Someone on the Atkin’s Diet and the Requirement of Mezonot at Kiddush
QUESTION
Atlanta, GA
If someone is on an Atkin’s-like diet, South Beach etc., with the basic principle that eating bread is a problem for the diet, how should one deal with Shabbat/Tom Tov with Kiddush and challah if the diet forbids eating bread or other mezonot?
ANSWER
First, let’s consider whether there might be a possibility to make HaMotzi. You can eat a very small amount – the actual size of an olive. Also, you can make the bread from oats, which don’t have gluten and I think are a lot lower in carbs. Finally, you can make bread from rice flour, as long as 1/8 (or 1/9 = כזית בכדי אכילת פרס) is from one of the five grains – and make HaMotzi and Birkat HaMazon. See Mishnah Challah 3:7 and Shulchan Arukh OC 208:9. So that means 1 kezayit, which is 7 parts rice and 1 part oats. That should be doable.
If it is not – then I would say that if the diet is for health reasons, which I assume is true in 95% of the cases, and we know that being overweight/obesity is one of the biggest health dangers, then, yes, that could override the need for lechem. As to Kiddush – you could rely on the Rishonim that fruit or the wine counts as the makom seudah, or on Rav Moshe (Iggrot Moshe YD 2:163 and OC 4:63) who says that you only need makom seudah for it to exempt you from saying Kiddush again when you want to eat more, but even without makom seudah you can eat what you want with this Kiddush.
My gut, though, is that a person is probably “cheating” a lot more than 1 minimum kezayit that is 7/8 rice, and that unless s/he is perfect in all other areas, this is not the place to be making compromises.
FOLLOW-UP
OK – re bread from rice flour plus one of the 5 grains, someone correctly pointed out to to me that the Mishnah Berurah on the Shulchan Arukh I quoted states that in such a 7/8th – 1/8th mixture, a person can only say ברכת המזון after eating 8 kezaytim – in other words, there is no real din of tziruf, you are just looking at a mixture that has a little bit of bread (the stuff made from the 5 grains) mixed up in a lot of rice. You would still say HaMotzi, however, since even though it is only a tiny bit of bread (1/8 of a kezayit), if the total mixture is a kezayit, you still say HaMotzi on even a small amount. If this is the explanation of this halakha, then it does not help our case.
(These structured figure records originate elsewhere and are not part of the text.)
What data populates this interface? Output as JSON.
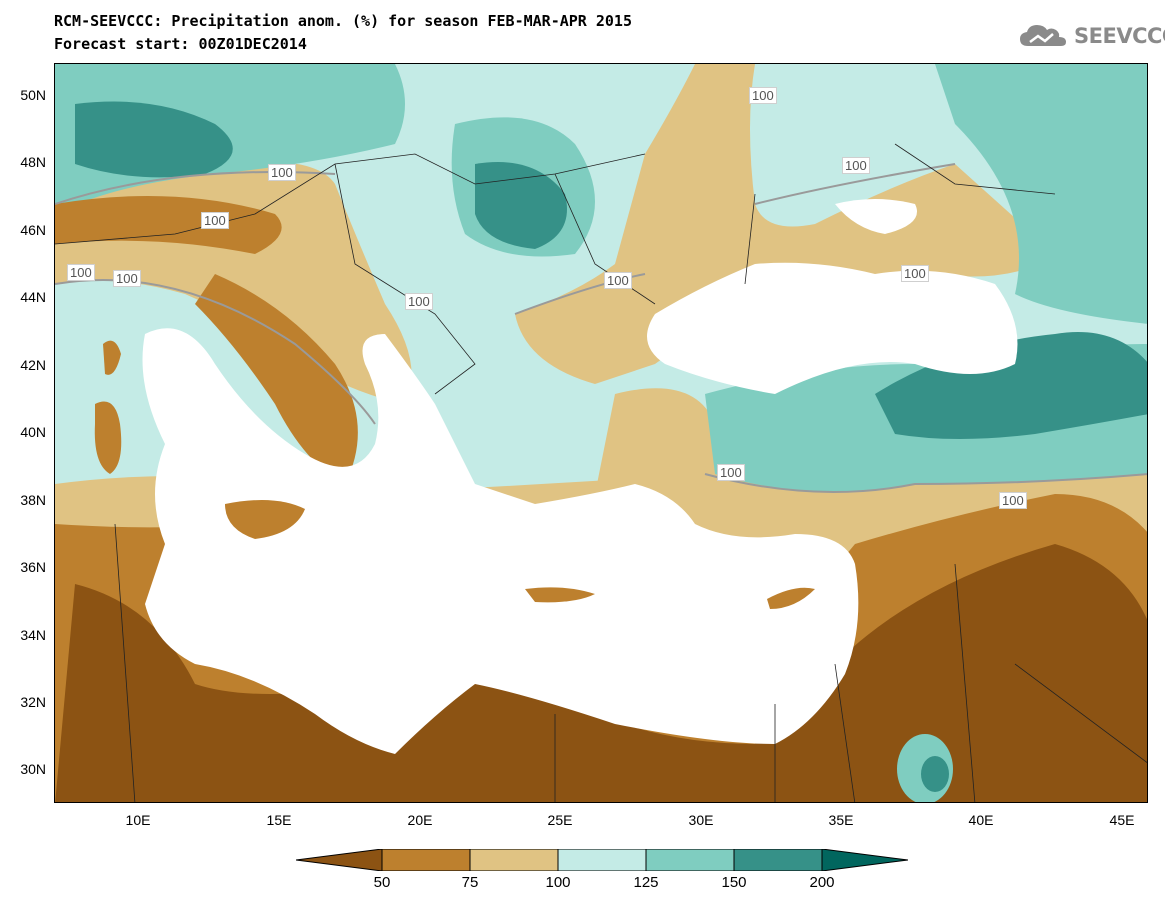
{
  "title_line1": "RCM-SEEVCCC: Precipitation anom. (%) for season FEB-MAR-APR 2015",
  "title_line2": "Forecast start: 00Z01DEC2014",
  "logo_text": "SEEVCCC",
  "lat_labels": [
    "50N",
    "48N",
    "46N",
    "44N",
    "42N",
    "40N",
    "38N",
    "36N",
    "34N",
    "32N",
    "30N"
  ],
  "lon_labels": [
    "10E",
    "15E",
    "20E",
    "25E",
    "30E",
    "35E",
    "40E",
    "45E"
  ],
  "contour_labels": [
    "100",
    "100",
    "100",
    "100",
    "100",
    "100",
    "100",
    "100",
    "100",
    "100",
    "100"
  ],
  "colorbar": {
    "levels": [
      "50",
      "75",
      "100",
      "125",
      "150",
      "200"
    ],
    "colors": [
      "#8c5313",
      "#bd802e",
      "#e0c383",
      "#c4ebe6",
      "#7fcdc0",
      "#369188",
      "#01665e"
    ]
  },
  "colors": {
    "land_dry_strong": "#8c5313",
    "land_dry": "#bd802e",
    "land_dry_light": "#e0c383",
    "land_wet_light": "#c4ebe6",
    "land_wet": "#7fcdc0",
    "land_wet_strong": "#369188",
    "sea": "#ffffff"
  }
}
However, this simple sense of the Mishnah, and the Yerushalmi which invokes the principle of גוררין, is that rice has properties to combine with the grains, and it is all considered HaMotzi. Thus, the Mishnah rules that it is חייב בחלה and that you would fulfill your matzah obligation with it, presumably even just a kezayit of it. This is the way the Rambam, Magid Mishnah, the Ramban and the Rosh explain. That’s a pretty chashuv lineup.
So, following those poskim, EVERYTHING is considered HaMotzi in such a mixture, and you can bentch (and fulfill matzah – relevant for those with Celiac diseases!) with just a kezayit of this. I think you can definitely follow that position when necessary, as in my mind it is the peshat of the sources and strongly backed by the Rishonim.
By the way, that position probably doesn’t even required a kezayit bikhdei achilat pras, but it doesn’t hurt.
I should also say that the Magen Avraham 208:15, quotes Ramban, Rambam, etc., explicitly and makes this point, that for them, even one kezayit of this counts as a full kezayit of HaMotzi.
And thus we learn the lesson that not everything can be found in the Mishnah Berurah.